In 1981 ZZ Top guitarist Billy Gibbons went to visit the Delta Blues Museum in Clarksdale with The Blues magazine founder, Jim O'Neal. The museum's director, Sid Graves, brought Gibbons to visit Waters original house, and encouraged him to pick up a piece of scrap lumber that was originally part of the roof. Gibbons eventually converted the wood into a guitar. Named Muddywood, the instrument is now exhibited at the Delta Blues Museum in Clarksdale.[73] In 1993, Paul Rodgers released the album Muddy Water Blues: A Tribute to Muddy Waters, on which he covered a number of his songs, including "Louisiana Blues", "Rollin' Stone", "Hoochie Coochie Man" and "I'm Ready" in collaboration with guitarists Gary Moore, Brian May and Jeff Beck.
Following Waters' death, fellow blues musician B.B. King told Guitar World, "It's going to be years and years before most people realize how greatly he contributed to American music." The bluesman John Hammond Jr. told Guitar World, "Muddy was a master of just the right notes. It was profound guitar playing, deep and simple ... more country blues transposed to the electric guitar, the kind of playing that enhanced the lyrics, gave profundity to the words themselves."[74]

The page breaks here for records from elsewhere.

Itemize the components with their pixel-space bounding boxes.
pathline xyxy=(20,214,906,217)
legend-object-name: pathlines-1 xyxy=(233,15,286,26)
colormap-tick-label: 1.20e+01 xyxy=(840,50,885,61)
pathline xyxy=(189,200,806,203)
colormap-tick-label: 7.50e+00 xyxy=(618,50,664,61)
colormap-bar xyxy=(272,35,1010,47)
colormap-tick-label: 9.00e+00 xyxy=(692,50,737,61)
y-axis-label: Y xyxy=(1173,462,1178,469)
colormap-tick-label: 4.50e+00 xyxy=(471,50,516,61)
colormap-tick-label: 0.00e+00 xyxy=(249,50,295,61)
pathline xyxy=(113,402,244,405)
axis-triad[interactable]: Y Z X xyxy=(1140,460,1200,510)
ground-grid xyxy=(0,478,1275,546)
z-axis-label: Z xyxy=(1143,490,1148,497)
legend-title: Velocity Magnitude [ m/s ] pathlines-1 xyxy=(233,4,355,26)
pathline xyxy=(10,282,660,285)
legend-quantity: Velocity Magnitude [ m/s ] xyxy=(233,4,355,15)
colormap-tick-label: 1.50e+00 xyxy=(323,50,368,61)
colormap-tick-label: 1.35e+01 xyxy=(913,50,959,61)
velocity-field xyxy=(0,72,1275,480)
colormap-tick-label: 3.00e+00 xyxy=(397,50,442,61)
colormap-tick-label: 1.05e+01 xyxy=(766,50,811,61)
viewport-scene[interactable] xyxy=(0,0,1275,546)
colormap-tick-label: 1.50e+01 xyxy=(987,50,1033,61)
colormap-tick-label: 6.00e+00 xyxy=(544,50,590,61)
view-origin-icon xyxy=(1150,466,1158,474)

In 2003, Rolling Stone included The Anthology: 1947-1972 on its list of greatest albums.[75] They ranked Waters seventeenth on their list of the greatest artists of all time. Gibbons wrote:
It was all supposed to be disposable. Just noise on a shellac disc. And here we are in the 21st century still trying to figure out how such a simple art form could be so complicated and subtle. It's still firing brain synapses around the world. You've got the Japanese Muddy Waters Society corresponding with fans in Sweden and England, and his music can still propel a party in the U.S. He made three chords sound deep, and they are.[76]
^"His thick heavy voice, the dark colouration of his tone, and his firm, almost solid, personality were all clearly derived from House," wrote the music historian Peter Guralnick in Feel Like Going Home, "but the embellishments, which he added, the imaginative slide technique and more agile rhythms, were closer to Johnson."